Johnson Stands by Hancock After Minister Breaks U.K. Covid Rules
(Bloomberg) -- U.K. Premier Boris Johnson is standing by Health Secretary Matt Hancock after the Cabinet minister was pictured embracing a senior aide he appointed to his team.
Hancock apologized for breaking Covid rules after The Sun newspaper published two photos of him and Gina Coladangelo apparently kissing in his Whitehall offices last month. He said he’s not resigning from the U.K. government.
The minister’s apology is unlikely to bring an end to the controversy. For Johnson, the risk is that Hancock’s behavior revives allegations of “sleaze” -- British media shorthand for questionable actions ranging from corruption or secretive financial arrangements to sex scandals -- against his Conservatives.
Nevertheless, Johnson resisted calls by the opposition Labour Party for Hancock to be fired. “The prime minister has accepted the health secretary’s apology and considers the matter closed,” Johnson’s spokesman, Jamie Davies, told reporters on Friday. Johnson has full confidence in Hancock, he said.
Hancock said in a statement that he remains focused on tackling the pandemic.
“I accept that I breached the social-distancing guidance in these circumstances,” said Hancock, 42. “I have let people down and am very sorry.”
He went on to request “privacy for my family on this personal matter.”
The fallout may also undermine the health department’s efforts to tackle the pandemic. The U.K. is in a race to vaccinate the population against the fast-spreading delta variant of coronavirus quickly enough to be able to lift social-distancing curbs and reopen more businesses on July 19.
Hancock, who ran against Johnson for the Tory leadership in 2019, has been under pressure over his handling of the crisis.
Johnson’s former aide, Dominic Cummings, earlier this month published text messages he said showed the premier regarded the minister as “hopeless,” and has accused Hancock of lying and incompetence at the height of the Covid outbreak last year.
Hancock defended his response to the pandemic in a parliamentary hearing this month, saying he acted with “honesty and integrity” throughout the crisis.
On Friday, Cummings published further correspondence, including a note he’d copied to Johnson in April 2020, outlining concerns about the U.K. test-and-trace system and demanding officials come up with a “real plan.”
Cummings said Johnson had replied that his email was “bang on” and that “the whole track and trace thing feels like whistling in the dark.” Johnson went on to lament about “apps that don’t yet work” and “above all no idea how to get new cases down to a manageable level or how long it will take.”
The premier suggested the U.K. may secure the “double distinction” of having the most deaths in Europe and the biggest economic hit from the pandemic -- two outcomes which have largely since materialized.
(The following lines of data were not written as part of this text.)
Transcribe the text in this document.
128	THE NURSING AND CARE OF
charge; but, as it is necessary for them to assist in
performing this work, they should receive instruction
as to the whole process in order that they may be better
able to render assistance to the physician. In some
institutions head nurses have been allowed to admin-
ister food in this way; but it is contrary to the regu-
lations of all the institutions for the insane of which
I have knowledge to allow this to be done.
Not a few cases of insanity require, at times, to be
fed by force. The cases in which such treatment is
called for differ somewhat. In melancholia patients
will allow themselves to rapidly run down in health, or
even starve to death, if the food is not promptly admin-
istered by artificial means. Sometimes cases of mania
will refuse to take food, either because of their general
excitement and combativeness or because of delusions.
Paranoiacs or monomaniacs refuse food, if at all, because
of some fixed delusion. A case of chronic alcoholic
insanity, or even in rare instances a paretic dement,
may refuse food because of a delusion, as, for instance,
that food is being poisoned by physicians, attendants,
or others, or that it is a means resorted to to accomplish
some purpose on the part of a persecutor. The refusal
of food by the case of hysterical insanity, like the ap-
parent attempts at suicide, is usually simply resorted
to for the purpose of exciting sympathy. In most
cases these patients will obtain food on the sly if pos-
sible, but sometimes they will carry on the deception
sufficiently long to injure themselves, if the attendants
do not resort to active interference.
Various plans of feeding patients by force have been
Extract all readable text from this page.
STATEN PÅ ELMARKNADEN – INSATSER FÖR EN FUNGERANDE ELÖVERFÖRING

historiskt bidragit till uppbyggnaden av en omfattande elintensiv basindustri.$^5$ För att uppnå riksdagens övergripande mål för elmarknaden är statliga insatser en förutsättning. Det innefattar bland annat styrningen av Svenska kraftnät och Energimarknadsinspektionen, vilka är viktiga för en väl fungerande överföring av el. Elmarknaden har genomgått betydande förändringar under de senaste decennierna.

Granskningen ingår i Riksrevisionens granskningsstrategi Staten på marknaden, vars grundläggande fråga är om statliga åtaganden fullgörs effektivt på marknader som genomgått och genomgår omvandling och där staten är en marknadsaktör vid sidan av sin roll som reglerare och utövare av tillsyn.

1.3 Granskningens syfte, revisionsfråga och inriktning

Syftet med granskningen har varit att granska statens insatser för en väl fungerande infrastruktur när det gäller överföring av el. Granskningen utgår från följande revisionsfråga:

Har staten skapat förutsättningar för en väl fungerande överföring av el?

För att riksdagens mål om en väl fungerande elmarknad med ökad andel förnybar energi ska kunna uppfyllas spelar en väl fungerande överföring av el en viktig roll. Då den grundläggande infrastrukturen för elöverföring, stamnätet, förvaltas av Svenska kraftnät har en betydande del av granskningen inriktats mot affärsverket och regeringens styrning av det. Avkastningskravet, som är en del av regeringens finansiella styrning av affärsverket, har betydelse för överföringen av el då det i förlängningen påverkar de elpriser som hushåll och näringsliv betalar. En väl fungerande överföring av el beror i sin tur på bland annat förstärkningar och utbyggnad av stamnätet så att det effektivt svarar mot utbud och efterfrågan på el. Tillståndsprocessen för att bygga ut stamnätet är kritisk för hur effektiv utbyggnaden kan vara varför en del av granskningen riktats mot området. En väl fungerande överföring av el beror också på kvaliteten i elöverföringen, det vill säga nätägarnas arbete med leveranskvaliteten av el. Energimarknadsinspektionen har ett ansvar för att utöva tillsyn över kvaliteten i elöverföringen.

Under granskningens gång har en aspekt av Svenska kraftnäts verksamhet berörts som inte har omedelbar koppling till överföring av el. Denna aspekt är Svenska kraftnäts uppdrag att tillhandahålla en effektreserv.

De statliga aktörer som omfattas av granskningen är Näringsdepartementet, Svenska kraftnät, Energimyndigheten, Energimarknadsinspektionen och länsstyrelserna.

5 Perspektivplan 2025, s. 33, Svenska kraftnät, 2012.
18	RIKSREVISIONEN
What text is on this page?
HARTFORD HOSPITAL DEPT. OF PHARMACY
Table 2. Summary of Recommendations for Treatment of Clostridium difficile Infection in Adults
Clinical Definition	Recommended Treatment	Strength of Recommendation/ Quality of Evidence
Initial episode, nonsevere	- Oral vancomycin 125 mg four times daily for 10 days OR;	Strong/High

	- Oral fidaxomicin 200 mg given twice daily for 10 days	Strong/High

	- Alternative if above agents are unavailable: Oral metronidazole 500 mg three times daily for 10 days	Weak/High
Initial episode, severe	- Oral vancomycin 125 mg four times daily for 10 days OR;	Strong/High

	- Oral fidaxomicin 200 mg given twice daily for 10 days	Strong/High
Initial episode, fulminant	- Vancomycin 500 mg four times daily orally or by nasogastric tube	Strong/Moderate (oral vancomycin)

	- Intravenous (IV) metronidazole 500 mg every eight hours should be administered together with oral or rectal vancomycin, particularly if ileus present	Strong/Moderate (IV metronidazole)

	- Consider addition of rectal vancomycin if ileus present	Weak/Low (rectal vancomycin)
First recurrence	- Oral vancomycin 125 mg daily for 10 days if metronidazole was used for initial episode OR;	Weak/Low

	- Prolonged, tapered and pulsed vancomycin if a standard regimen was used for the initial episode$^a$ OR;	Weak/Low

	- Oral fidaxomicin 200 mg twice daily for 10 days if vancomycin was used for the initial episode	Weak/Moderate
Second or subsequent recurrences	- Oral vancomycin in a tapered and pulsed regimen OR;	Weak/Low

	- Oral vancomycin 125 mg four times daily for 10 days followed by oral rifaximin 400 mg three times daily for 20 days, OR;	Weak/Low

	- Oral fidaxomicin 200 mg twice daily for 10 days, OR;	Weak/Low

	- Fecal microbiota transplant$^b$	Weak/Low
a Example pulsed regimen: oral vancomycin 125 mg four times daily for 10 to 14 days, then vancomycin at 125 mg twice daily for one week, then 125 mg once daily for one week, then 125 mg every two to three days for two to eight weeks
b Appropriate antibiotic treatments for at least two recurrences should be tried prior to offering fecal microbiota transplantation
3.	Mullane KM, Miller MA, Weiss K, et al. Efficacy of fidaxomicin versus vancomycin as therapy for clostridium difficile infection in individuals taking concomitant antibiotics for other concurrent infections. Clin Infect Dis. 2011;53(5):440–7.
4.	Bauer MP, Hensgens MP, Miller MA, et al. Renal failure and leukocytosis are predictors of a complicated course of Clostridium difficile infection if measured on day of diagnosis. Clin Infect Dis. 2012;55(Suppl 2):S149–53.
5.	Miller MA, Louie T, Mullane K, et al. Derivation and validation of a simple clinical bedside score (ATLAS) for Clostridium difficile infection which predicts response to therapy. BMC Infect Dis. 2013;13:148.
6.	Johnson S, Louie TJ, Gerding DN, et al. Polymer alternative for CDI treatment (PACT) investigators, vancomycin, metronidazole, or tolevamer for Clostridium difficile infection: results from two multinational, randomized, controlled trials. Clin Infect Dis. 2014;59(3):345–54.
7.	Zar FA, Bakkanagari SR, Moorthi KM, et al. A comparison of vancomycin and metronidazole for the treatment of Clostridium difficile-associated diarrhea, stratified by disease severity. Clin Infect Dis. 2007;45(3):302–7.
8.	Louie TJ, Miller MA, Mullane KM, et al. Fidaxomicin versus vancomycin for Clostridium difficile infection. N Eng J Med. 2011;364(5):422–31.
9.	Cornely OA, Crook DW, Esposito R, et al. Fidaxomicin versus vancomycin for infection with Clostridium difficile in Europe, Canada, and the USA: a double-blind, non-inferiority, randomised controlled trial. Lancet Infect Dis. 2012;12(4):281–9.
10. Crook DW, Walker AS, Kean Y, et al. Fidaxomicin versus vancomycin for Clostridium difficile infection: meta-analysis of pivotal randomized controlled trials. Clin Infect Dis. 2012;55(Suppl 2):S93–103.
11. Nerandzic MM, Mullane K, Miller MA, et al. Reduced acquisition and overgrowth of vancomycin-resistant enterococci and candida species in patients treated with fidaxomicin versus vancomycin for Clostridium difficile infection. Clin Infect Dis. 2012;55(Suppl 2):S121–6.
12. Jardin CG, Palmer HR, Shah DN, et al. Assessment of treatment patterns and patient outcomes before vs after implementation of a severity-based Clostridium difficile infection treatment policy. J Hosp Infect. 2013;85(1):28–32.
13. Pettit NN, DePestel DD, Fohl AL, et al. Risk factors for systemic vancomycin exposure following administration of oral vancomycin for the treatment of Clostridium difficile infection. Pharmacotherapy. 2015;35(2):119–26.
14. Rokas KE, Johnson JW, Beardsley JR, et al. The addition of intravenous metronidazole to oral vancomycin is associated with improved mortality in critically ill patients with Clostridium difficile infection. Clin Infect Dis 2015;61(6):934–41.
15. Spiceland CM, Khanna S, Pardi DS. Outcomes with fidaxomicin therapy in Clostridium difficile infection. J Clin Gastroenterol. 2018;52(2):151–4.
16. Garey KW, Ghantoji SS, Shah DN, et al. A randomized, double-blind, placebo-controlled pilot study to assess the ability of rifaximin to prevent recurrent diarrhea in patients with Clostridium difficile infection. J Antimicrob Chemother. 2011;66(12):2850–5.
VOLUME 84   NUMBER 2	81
Hancock now faces accusations of hypocrisy over his past criticism of a scientific adviser, who quit a government panel after he was found to have broken lockdown rules last year. “I think he did the right decision, to resign that is,” Hancock told Sky News at the time.
Hancock and Coladangelo have been friends since their time together as students at Oxford University and are both married with children.
Coladangelo, a former director at lobbying firm Luther Pendragon and current shareholder, was appointed by Hancock as an unpaid adviser to the Department of Health last year. She was later made a non-executive director at the department, a role that pays 15,000 pounds ($21,000) a year, according to the Sun. Hancock chairs the departmental board.
At the time the photos of the couple were taken, pandemic rules were advising against meeting people from different households indoors. Labour accused Hancock of “breaking the laws he created” in the clinch with Coladangelo, and accused Johnson of being “spineless” in choosing not to fire him.
“This matter is definitely not closed, despite the government’s attempts to cover it up,” a Labour spokesperson said.